Марчелло вспомнил Лино, первопричину всех событий своей жизни, и задумчиво пояснил:
Когда говорят о роке, о судьбе, имеются в виду как раз такие вещи, как любовь и все остальное. Ты не могла поступить иначе, и она не могла не уехать с мужем.
Значит, мы ничего не можем поделать? — завороженно спросила Джулия, глядя на разбросанные по столу бумаги.
Марчелло поколебался, потом ответил с глубокой горечью:
— Нет, мы можем знать, что ничего не можем поделать.
— К чему нам это знание?
— Оно может послужить нам в следующий раз или другим, тем,
Она со вздохом оторвалась от него и пошла к двери.
Не забудь, не опаздывай сегодня, — сказала она с порога, — мама приготовила вкусный обед… и не занимай время после обеда: мы должны пойти вместе смотреть квартиры. — Она сделала приветственный жест и исчезла.
Оставшись один, Марчелло взял ножницы, аккуратно вырезал фотографию из французского журнала, положил ее в ящик стола рядом с другими бумагами и запер ящик на ключ. В эту минуту с пылающего неба во двор упало душераздирающее завывание полдневной сирены. Сразу после этого зазвонили ближние и дальние колокола церквей.
ЭПИЛОГ
ГЛАВА ПЕРВАЯ
Наступил вечер, и Марчелло, который провел весь день, лежа в кровати, куря и размышляя, встал и подошел к окну. В бледно-зеленом свете летних сумерек казавшиеся черными здания, со всех сторон окружавшие его дом, поднимались вокруг голых цементных дворов, украшенных маленькими зелеными клумбами и подстриженными миртовыми изгородями. Кое-где поблескивали красные окна, и в комнатах для прислуги можно было видеть камердинеров в полосатых рабочих куртках, кухарок в белых передниках, хлопочущих по хозяйству, снующих между лакированными шкафами гардеробов и беспламенными конфорками электрических плит. Марчелло поднял глаза, устремив взор поверх балконов. Последние пурпурные дымки заката таяли в вечернем небе. Потом он глянул вниз и увидел, как во двор въехала и остановилась машина, из нее вышел водитель с большой белой собакой, которая тут же принялась бегать между клумбами, скуля и лая от радости. Это был богатый, совсем новый квартал, выстроенный в последние годы, и, глядя на эти дворы и окна, никто бы не подумал, что война длится уже четыре года и что в этот день правительство, пробывшее у власти двадцать лет, пало.

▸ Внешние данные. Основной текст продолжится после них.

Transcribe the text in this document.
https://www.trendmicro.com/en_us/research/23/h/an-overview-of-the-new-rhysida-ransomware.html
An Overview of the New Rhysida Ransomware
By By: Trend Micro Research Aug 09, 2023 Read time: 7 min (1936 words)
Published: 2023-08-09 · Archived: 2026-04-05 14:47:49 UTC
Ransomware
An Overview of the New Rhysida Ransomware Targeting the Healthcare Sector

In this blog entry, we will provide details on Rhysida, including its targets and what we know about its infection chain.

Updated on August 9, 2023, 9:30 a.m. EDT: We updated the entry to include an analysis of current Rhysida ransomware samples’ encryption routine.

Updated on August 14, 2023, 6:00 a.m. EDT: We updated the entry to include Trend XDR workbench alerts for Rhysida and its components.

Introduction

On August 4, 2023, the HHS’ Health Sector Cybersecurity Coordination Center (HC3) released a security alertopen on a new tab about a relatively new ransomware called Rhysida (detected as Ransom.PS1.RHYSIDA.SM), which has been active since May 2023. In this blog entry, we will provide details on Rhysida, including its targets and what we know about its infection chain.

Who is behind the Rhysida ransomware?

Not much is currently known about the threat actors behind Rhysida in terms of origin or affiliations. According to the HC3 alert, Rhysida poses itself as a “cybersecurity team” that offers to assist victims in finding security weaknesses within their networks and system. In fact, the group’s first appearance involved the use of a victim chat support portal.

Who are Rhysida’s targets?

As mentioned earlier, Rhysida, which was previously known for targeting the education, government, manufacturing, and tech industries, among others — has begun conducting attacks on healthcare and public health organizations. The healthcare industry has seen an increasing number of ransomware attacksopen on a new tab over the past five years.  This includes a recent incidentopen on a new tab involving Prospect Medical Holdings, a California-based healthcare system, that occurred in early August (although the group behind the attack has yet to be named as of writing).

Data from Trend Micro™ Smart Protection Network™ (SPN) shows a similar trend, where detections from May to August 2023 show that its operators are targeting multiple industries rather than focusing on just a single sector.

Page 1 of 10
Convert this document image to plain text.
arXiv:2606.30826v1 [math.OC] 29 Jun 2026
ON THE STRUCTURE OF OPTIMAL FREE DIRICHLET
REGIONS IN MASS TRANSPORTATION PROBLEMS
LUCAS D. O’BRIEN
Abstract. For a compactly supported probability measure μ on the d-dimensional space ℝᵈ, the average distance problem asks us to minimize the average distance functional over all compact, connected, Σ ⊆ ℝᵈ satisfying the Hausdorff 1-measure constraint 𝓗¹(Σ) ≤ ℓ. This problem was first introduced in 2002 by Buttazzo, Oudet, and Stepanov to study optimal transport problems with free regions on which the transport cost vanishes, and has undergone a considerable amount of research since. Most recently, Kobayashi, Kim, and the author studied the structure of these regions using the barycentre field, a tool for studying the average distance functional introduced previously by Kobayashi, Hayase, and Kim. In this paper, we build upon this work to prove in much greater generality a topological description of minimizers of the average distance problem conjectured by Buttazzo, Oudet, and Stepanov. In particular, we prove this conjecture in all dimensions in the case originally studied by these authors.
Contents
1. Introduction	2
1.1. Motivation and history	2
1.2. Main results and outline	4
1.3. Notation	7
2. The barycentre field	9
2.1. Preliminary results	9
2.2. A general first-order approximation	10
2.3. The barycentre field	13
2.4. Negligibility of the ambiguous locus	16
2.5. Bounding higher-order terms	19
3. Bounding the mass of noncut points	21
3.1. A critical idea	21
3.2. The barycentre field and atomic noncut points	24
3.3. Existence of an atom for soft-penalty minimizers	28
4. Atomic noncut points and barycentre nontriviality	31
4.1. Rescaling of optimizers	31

Никто, кроме него и всех тех, кто находился в том же положении, что и он. На мгновение ему представился ослепительный образ божественного жезла, висящего над большим городом, мирно раскинувшимся под ясным небом, и поражающего то тут, то там отдельные семьи, ввергая их в ужас, уныние и горе, в то время как соседи остаются невредимыми. Его семья была среди тех, кого поразил удар, он знал и предвидел это с самого начала войны, — обычная семья, как многие другие, с тем же укладом и домашними привычками, абсолютно нормальная, именно такую нормальность он упорно искал годами, и вот теперь она оказывалась сугубо внешней, сотканной из ненормальности. Он вспомнил, как сказал жене в тот день, когда в Европе разразилась война: "Если бы мое поведение было логичным, сегодня я должен был бы покончить с собой", вспомнил, какой ужас вызвали у нее эти слова. Она будто знала, что в них крылось не просто предчувствие неблагоприятного хода событий. Он снова спросил себя, знала ли Джулия его подлинную суть, догадывалась ли о его участии в убийстве Квадри, и вновь ему показалось невозможным, чтобы она знала, хотя, по некоторым признакам, можно было предположить обратное.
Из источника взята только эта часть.